(Taharet), temizlik demektir. Bedenin, elbisenin ve namaz kılınacak yerin temiz olması farzdır. Hades, abdestsiz olmak demektir. Yıkaması farz olan yerde iğne ucu kadar ıslanmamış yer kalırsa, abdest sahih olmaz. Derideki mum, iç yağı, hamur, çamur, balık pulu [oje, yağlı boya] ve burnun dışında, gözün kenarında kalan kir, çapak altına su geçmez ise, abdest ve gusül sahih olmaz. Gasl, yıkamak, su dökerek, üzerinden akıtmak demektir. Hiç olmazsa, 2 damla yere damlamalıdır. Suyu yağ gibi sürmek kâfi değildir. Kar ve yaş bez, sünger sürmek, yıkamak olmaz. Abdest alırken, gözlerin, ağzın, burnun içini ve sık sakal ve pire, sinek tersi, kaş, bıyık altındaki deriyi yıkamak farz değildir. Bunların üstü yıkanır. Dirsekleri ve ayağın 2 tarafındaki tümsek topuk kemiklerini yıkamak farzdır. Çıplak ayağı yıkamayıp, meshetmek caiz değildir. Mesh, başka yerde kullanılmadık yaşlığı değdirmektir. Yaş bez, yağmur, kar sürünmesi ile de olur. Sarkan saçı değil, başı meshetmek lazımdır. Başı nezleli olup da, mesh zarar verirse meshetmez. Abdest aldığını bilip, bozduğunda şüphe eden, abdestlidir. Abdesti bozulduğunu bilip, sonra abdest aldığında şüphe eden, abdestsizdir. Bazı uzvunu yıkayıp yıkamadığında şüphe eden, vesvese edici değil ise, bu uzvu yıkar. Her zaman şüphe ediyor ise, yıkamaz. Abdest bitince şüphe ederse, yıkamaz. Sık sakalın üstünü yıkamak farzdır. Çeneden sarkan sakalı ve sarkan saçı yıkamak farz değildir. Dudağın görünen kısmını yıkamak lazımdır. Kabuk altındaki çıban yıkanmaz. Tırnak üzerinde kalan kına da böyledir. [Kollodyum ve ojenin altını yıkamak farzdır.] Dar yüzüğü oynatmak lazımdır. Tabandaki yarığa su zarar verirse, merhemin üstü yıkanır. Buna da zarar verirse, yara meshedilir. Bu da zarar verirse, sargı meshedilir. Bu da zarar verirse, [Başka mezhep taklit edilemez. Çünkü, diğer 3 mezhepte de affedilmemiştir. Zaruret olup], hepsi terkedilir. Gusülde de böyledir. Zararı olmayanı yapmak lazımdır. Soğuk su zarar verip, sıcak su vermezse, sıcak su ile yıkamak lazım olur. İlac yaranın, yarığın kenarındaki sağlam deriye aşmış ise, bunun altını yıkamak lazım olur. Göz kapakları üstünü yıkamak da, göz ağrısı yaparsa, böyledir. Abdestten, gusülden sonra traş olunca, traş yerlerini yıkamak lazım olmaz. Tırnak kesmek de böyledir.

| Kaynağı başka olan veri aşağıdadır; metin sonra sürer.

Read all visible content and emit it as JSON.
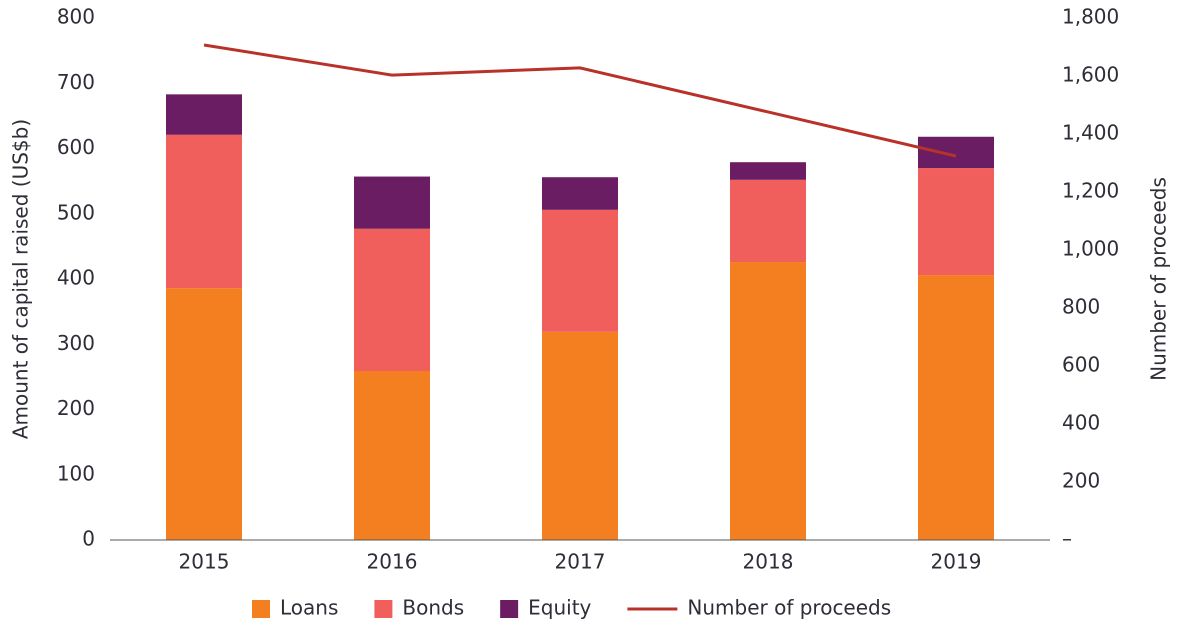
{
  "chart_data": {
    "type": "bar",
    "categories": [
      "2015",
      "2016",
      "2017",
      "2018",
      "2019"
    ],
    "series": [
      {
        "name": "Loans",
        "color": "#f47f20",
        "values": [
          386,
          259,
          319,
          426,
          406
        ]
      },
      {
        "name": "Bonds",
        "color": "#f05f5b",
        "values": [
          235,
          218,
          187,
          126,
          164
        ]
      },
      {
        "name": "Equity",
        "color": "#6b1d64",
        "values": [
          62,
          80,
          50,
          27,
          48
        ]
      },
      {
        "name": "Number of proceeds",
        "color": "#b8322a",
        "type": "line",
        "axis": "y2",
        "values": [
          1707,
          1603,
          1628,
          1476,
          1324
        ]
      }
    ],
    "ylabel": "Amount of capital raised (US$b)",
    "y2label": "Number of proceeds",
    "ylim": [
      0,
      800
    ],
    "yticks": [
      0,
      100,
      200,
      300,
      400,
      500,
      600,
      700,
      800
    ],
    "y2lim": [
      0,
      1800
    ],
    "y2ticks": [
      {
        "value": 0,
        "label": "–"
      },
      200,
      400,
      600,
      800,
      {
        "value": 1000,
        "label": "1,000"
      },
      {
        "value": 1200,
        "label": "1,200"
      },
      {
        "value": 1400,
        "label": "1,400"
      },
      {
        "value": 1600,
        "label": "1,600"
      },
      {
        "value": 1800,
        "label": "1,800"
      }
    ],
    "legend": "bottom"
  }
}
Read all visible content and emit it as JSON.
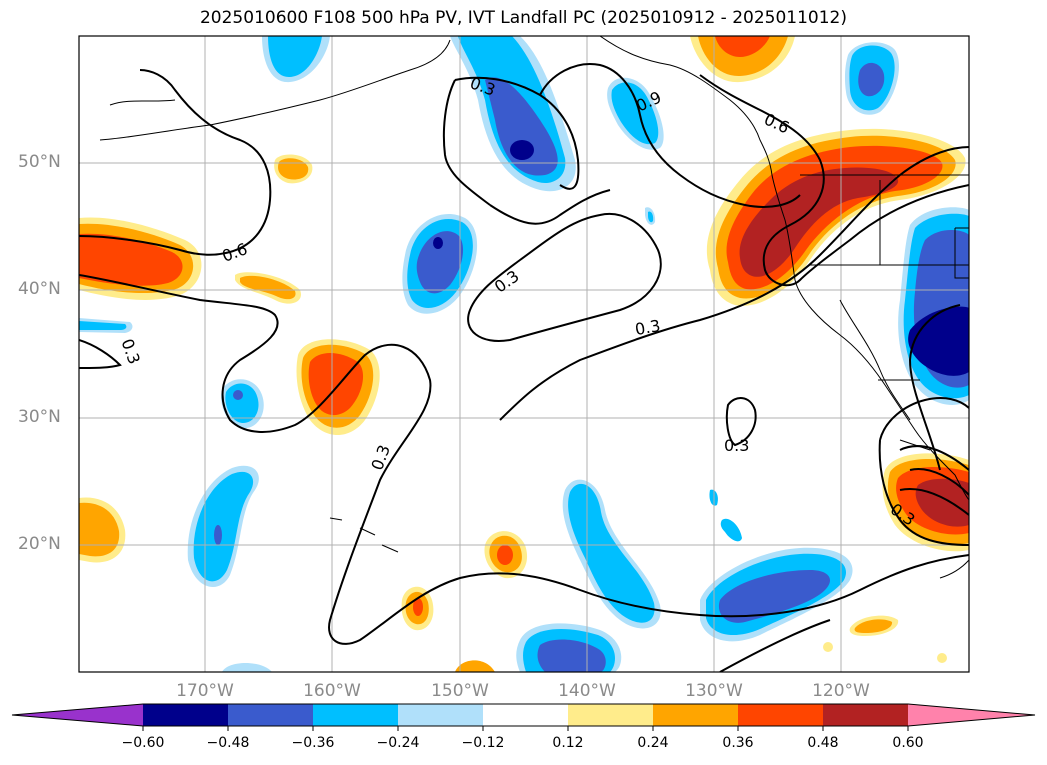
{
  "title": "2025010600 F108 500 hPa PV, IVT Landfall PC (2025010912 - 2025011012)",
  "lat_labels": [
    "50°N",
    "40°N",
    "30°N",
    "20°N"
  ],
  "lon_labels": [
    "170°W",
    "160°W",
    "150°W",
    "140°W",
    "130°W",
    "120°W"
  ],
  "contour_labels": [
    "0.3",
    "0.9",
    "0.6",
    "0.6",
    "0.3",
    "0.3",
    "0.3",
    "0.3",
    "0.3",
    "0.3"
  ],
  "colorbar": {
    "ticks": [
      "−0.60",
      "−0.48",
      "−0.36",
      "−0.24",
      "−0.12",
      "0.12",
      "0.24",
      "0.36",
      "0.48",
      "0.60"
    ],
    "colors": [
      "#9932cc",
      "#00008b",
      "#3a5bcd",
      "#00bfff",
      "#b0e0fa",
      "#ffffff",
      "#ffec8b",
      "#ffa500",
      "#ff4500",
      "#b22222",
      "#ff82ab"
    ]
  },
  "colors": {
    "neg_strong": "#00008b",
    "neg_med": "#3a5bcd",
    "neg_weak": "#00bfff",
    "neg_faint": "#b0e0fa",
    "pos_faint": "#ffec8b",
    "pos_weak": "#ffa500",
    "pos_med": "#ff4500",
    "pos_strong": "#b22222",
    "grid": "#b0b0b0",
    "coast": "#000000"
  }
}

Sünneti terk günah değildir. Özürsüz terketmeyi adet etmek günah olur. Eldeki çok az necaseti yıkamak farzdır. Temiz suya pis eli sokmak icap ediyorsa, namazı teyemmüm ile kılar ve iade etmez. Büyük kabı kaldıramaz ve suyu ağzı ile bez ile alamazsa, sol eli temiz ise, bunun parmaklarını bitiştirip sokar. Bununla sağ elini yıkar. Sonra, sağ avcu ile su alıp yıkanır. Kurnada tası almak için, cünübün temiz olan kolunu sokması caiz olur. Abdest almaya başlarken besmeleyi unutunca, abdest arasında çekerse, sünnet hâsıl olmaz. Yemede ise, hâsıl olur. (Besmelesiz abdest, abdest olmaz) hadis-i şerifi, farzı değil, sünnet olduğunu bildirmektedir. Abdeste başlarken besmele ve kalp ile niyet, yani Allah rızası için yaptığını düşünmek sünnettir. Misvak, Erak ağacının dalıdır. Sağ elin küçük ve baş parmakları altta, diğer 3 parmak üstte olarak tutulur. Misvak bulamayan, baş parmak sağ, şahadet parmak sol taraftan ağza sokularak, dişler oğalanır. Misvakı başka zamanlarda kullanmak müstehaptır. Kadınlar, misvak kullanmaz. Sakız çiğnemeleri müstehaptır. Erkeklerin çiğnemeleri mekruhtur. Mazmaza, ağzı su ile doldurup veya çalkalayıp, boşaltmaktır. Gargara şart değildir. Ağız dolusu su içmek, mazmaza olur. Emerek içmek olmaz. İstinşak, burun deliklerini ıslatmaktır. Kemiklerine çekmek lazım değildir. 3 kere yıkadığında şüphe edenin dördüncüyü yıkaması caiz olur. El ve ayak parmaklarını tahlil etmek, yani el parmaklarını birbirlerine ve küçük parmağı alt taraftan ayak parmaklarının aralarına sokmak sünnettir. Aralarına suyu akıtmak, tahlil yerine geçer. Sık sakalı tahlil, yani, altından parmakları sakal arasına sokmak sünnettir. Başın her tarafını, önden arkaya doğru mesh müstehaptır. Kulakların dışı baş parmakla, içi şahadet parmağı ile meshedilip, küçük parmaklar deliğe sokulup tahrik edilir. Yıkanan yerleri bir kere uğalamak ve acele etmek müstehaptır.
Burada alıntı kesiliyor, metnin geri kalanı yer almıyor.